A la personne publique. Et seulement à elle.

Par une décision du 2 novembre 2020, le Tribunal des Conflits précise qu’une clause exorbitante du droit commun doit profiter à la personne publique cocontractante pour emporter la qualification de contrat administratif.

Une société publique locale d’aménagement (SPLA), personne morale de droit privé soumise au Code du commerce, a confié à l’Institut national de recherches archéologiques préventives (INRAP), établissement public administratif, le soin de réaliser des fouilles d’archéologies préventives sur un site. Un candidat évincé, société de droit privé, conteste cette attribution. La Cour élève le conflit.

Précision utile : en matière de fouille archéologique, lorsque aucun autre opérateur ne s’est porté candidat ou ne remplit les conditions pour réaliser les fouilles, l’INRAP est tenu d’y procéder à la demande de la personne projetant d’exécuter les travaux.

 

I - Piqure de rappel : qu’est-ce qu’une clause exorbitante ?

Les cas où le juge est saisi d’une clause exorbitante sont rares, mais impliquent souvent des commentaires.

Pour rappel, pour qualifier un contrat administratif, le juge recherche en priorité l’exécution même d’un service public (CE, 20 avril 1956, Epoux Bertin : n°98637 ; CE, 1er octobre 2013, société Espace Habitat Construction : n°349099) .

La recherche d’une clause exorbitante doit intervenir ensuite, en l’absence de mission de service public.

La clause doit ainsi, soit conférer des prérogatives ou avantages exorbitants, soit imposer à son cocontractant des obligations ou des sujétions exorbitantes.

La Cour administrative d’appel de Lyon en avait donné un exemple intéressant dans un arrêt impliquant l’INSA et un bailleur social.

 

II - « Service public » takes it all

Revenons à notre SPLA, à l’INRAP et à la subtilité du dossier. Ici, le commanditaire des travaux était la SPLA, soumise (à l’époque) à l’ordonnance n°2005-649 du 6 juin 2005. Le prestataire était lui une personne publique.

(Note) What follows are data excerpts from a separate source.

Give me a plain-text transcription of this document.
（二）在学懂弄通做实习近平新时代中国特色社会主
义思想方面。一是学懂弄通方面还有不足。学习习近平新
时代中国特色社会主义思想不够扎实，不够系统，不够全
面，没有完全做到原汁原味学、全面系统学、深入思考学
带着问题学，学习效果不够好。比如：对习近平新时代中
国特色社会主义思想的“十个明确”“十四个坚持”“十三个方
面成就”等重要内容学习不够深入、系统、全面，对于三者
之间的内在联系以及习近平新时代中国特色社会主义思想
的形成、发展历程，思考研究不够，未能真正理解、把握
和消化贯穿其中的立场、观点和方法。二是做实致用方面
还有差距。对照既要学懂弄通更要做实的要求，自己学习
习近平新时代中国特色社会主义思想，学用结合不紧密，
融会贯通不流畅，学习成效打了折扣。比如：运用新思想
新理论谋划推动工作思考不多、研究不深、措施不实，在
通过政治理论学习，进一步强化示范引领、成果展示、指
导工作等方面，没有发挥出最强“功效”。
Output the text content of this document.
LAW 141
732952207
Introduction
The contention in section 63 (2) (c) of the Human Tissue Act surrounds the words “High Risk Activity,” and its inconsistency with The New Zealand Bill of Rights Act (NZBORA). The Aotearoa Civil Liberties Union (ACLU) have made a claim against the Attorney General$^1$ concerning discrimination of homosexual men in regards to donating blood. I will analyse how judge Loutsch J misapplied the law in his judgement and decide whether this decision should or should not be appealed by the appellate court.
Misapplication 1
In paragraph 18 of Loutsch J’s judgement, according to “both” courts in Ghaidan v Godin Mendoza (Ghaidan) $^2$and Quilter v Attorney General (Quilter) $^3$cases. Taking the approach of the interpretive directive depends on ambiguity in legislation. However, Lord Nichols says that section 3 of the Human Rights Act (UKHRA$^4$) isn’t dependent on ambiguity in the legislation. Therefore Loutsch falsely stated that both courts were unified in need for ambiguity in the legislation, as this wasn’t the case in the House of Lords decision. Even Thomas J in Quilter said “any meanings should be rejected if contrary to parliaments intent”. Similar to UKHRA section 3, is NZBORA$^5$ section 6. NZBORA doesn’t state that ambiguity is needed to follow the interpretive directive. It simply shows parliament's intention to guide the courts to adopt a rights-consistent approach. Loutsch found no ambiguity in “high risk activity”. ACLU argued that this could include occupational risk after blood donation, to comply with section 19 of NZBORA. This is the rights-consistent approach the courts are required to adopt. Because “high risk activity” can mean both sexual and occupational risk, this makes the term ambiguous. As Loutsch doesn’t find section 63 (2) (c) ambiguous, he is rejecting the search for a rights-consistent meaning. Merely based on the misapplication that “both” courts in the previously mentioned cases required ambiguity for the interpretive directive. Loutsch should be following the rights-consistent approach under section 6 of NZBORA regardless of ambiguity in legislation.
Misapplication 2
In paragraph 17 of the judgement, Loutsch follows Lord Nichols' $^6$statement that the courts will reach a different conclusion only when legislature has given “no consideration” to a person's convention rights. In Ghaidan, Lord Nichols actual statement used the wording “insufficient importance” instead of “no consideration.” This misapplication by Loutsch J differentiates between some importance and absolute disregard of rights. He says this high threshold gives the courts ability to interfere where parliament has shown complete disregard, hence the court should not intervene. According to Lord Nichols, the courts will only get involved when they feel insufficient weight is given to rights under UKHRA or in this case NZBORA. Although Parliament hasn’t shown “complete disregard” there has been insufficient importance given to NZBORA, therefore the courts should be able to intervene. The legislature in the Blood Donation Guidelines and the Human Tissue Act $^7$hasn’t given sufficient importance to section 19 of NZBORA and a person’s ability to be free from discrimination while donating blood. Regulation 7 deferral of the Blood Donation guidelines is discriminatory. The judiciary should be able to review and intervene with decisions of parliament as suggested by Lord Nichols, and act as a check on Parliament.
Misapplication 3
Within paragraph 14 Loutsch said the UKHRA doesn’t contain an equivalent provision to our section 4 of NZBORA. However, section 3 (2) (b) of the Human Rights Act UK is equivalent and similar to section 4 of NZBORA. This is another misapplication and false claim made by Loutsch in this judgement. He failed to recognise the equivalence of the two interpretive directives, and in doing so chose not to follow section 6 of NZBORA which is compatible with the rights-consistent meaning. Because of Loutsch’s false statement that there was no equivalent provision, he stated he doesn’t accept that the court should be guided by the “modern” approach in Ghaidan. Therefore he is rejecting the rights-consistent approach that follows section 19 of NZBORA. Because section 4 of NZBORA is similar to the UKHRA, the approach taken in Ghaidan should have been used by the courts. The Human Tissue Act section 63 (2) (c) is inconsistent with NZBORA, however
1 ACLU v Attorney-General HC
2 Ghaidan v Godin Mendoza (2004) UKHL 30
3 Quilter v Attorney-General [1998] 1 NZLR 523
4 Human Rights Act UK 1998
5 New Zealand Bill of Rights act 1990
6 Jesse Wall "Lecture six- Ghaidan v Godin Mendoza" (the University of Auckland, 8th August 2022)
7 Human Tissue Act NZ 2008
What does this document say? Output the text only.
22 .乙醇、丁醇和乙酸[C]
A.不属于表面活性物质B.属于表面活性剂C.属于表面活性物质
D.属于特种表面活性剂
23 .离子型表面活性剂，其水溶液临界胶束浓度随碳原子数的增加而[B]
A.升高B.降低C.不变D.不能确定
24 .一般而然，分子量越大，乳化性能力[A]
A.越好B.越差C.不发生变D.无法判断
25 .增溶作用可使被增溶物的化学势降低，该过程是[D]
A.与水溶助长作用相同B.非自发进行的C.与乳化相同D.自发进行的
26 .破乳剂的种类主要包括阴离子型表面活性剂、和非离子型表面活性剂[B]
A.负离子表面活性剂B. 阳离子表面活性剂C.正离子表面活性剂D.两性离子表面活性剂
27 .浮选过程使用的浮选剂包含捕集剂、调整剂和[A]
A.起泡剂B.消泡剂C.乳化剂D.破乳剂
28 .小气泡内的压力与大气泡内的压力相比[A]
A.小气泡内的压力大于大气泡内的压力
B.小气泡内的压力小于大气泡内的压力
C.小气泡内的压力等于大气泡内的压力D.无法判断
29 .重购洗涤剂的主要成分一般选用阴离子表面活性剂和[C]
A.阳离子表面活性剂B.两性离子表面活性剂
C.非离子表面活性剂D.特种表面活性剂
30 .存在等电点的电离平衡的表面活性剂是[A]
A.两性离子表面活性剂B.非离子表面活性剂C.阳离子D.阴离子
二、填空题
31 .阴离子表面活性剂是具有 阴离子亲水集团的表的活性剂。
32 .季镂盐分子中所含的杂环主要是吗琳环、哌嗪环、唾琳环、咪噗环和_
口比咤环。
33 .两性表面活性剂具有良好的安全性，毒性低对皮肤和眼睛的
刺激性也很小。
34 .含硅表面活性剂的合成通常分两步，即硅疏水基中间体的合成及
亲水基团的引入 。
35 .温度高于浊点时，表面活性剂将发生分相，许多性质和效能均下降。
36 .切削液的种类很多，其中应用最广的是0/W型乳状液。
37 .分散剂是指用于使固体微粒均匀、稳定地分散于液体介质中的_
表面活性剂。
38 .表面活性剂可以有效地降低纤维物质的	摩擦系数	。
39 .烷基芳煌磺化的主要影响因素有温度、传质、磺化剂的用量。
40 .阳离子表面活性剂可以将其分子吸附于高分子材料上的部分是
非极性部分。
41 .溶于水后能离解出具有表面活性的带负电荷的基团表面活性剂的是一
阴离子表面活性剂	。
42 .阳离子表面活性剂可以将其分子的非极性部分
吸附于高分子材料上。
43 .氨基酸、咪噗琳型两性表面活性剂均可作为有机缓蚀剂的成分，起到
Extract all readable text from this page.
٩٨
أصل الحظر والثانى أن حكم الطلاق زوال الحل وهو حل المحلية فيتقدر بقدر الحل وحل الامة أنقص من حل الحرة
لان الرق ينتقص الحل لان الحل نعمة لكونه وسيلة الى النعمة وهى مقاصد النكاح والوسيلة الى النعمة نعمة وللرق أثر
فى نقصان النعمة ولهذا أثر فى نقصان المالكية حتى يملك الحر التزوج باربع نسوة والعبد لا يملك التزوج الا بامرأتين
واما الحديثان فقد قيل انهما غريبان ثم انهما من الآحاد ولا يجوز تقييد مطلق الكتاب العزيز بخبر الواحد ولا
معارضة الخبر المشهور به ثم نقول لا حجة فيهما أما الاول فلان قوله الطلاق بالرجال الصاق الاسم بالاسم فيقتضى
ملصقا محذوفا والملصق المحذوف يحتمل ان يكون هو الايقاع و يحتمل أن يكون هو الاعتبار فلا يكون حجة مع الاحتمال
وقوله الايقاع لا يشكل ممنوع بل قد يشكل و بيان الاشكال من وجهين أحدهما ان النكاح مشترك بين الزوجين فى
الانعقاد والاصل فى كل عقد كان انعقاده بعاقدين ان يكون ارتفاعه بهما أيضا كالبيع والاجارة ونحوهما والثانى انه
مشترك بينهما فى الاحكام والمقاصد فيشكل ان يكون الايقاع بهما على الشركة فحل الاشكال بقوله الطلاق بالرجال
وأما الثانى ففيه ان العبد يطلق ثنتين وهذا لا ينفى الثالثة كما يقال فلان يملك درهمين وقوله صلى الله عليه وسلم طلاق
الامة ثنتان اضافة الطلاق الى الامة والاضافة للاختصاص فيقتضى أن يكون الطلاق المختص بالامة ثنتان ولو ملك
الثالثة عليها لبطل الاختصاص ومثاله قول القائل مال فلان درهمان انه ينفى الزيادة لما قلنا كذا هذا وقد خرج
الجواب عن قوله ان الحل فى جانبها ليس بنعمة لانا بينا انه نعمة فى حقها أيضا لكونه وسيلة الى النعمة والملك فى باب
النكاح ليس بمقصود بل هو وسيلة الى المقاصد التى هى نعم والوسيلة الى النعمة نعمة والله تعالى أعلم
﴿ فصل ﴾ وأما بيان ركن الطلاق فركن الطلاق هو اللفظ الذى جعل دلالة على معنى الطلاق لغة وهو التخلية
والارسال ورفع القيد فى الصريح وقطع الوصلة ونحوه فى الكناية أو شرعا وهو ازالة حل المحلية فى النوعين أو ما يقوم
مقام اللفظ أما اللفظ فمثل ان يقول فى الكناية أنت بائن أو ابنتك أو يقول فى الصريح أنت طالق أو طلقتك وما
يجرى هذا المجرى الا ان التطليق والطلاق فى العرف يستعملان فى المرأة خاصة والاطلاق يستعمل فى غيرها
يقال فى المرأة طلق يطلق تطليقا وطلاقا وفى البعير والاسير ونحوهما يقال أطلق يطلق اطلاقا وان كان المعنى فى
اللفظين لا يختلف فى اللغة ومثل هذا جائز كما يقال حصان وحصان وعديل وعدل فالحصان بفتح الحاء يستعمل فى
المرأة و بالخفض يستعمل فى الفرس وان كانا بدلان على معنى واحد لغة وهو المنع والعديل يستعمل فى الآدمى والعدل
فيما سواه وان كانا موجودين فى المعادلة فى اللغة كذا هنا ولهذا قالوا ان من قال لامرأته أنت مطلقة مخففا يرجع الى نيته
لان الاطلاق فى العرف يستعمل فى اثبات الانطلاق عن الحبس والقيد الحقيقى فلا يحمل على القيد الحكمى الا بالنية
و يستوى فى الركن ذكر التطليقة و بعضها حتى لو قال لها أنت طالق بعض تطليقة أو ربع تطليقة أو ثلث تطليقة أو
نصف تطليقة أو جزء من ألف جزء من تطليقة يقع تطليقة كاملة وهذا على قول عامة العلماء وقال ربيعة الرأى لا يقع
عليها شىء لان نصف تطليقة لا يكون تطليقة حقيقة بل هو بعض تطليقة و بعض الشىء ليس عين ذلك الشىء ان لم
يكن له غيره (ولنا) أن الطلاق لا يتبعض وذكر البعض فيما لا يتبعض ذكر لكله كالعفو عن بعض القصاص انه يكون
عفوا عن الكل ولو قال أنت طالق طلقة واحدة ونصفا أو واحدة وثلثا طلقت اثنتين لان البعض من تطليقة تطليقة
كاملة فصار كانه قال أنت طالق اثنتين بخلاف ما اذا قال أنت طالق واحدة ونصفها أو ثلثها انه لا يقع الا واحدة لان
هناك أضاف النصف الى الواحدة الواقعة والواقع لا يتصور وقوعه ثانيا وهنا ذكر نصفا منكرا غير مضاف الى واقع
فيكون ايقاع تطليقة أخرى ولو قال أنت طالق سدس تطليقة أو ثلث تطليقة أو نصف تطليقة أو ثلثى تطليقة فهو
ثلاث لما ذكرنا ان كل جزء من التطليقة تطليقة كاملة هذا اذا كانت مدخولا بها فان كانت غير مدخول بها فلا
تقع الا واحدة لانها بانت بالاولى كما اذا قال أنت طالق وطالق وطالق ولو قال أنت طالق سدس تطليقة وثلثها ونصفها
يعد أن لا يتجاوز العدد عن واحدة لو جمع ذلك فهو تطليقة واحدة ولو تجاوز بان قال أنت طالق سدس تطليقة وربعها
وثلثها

Dans cette configuration curieuse et particulière, le Tribunal des Conflits juge :

Si un contrat passé entre une personne publique et une personne privée qui comporte une clause qui, notamment par les prérogatives reconnues à la personne publique contractante dans l’exécution du contrat, implique, dans l’intérêt général, qu’il relève du régime exorbitant des contrats administratifs, est un contrat administratif, la circonstance que le contrat litigieux, passé entre la SPLA Pays d’Aix territoires et l’INRAP, comporte des clauses conférant à la SPLA des prérogatives particulières, notamment le pouvoir de résilier unilatéralement le contrat pour motif d’intérêt général, n’est pas de nature à faire regarder ce contrat comme administratif, dès lors que les prérogatives en cause sont reconnues à la personne privée contractante et non à la personne publique.

Le pouvoir de résiliation était détenu par la SPLA, personne morale de droit privé. Cette clause ne peut donc être érigée en clause exorbitante, selon le Tribunal des Conflits.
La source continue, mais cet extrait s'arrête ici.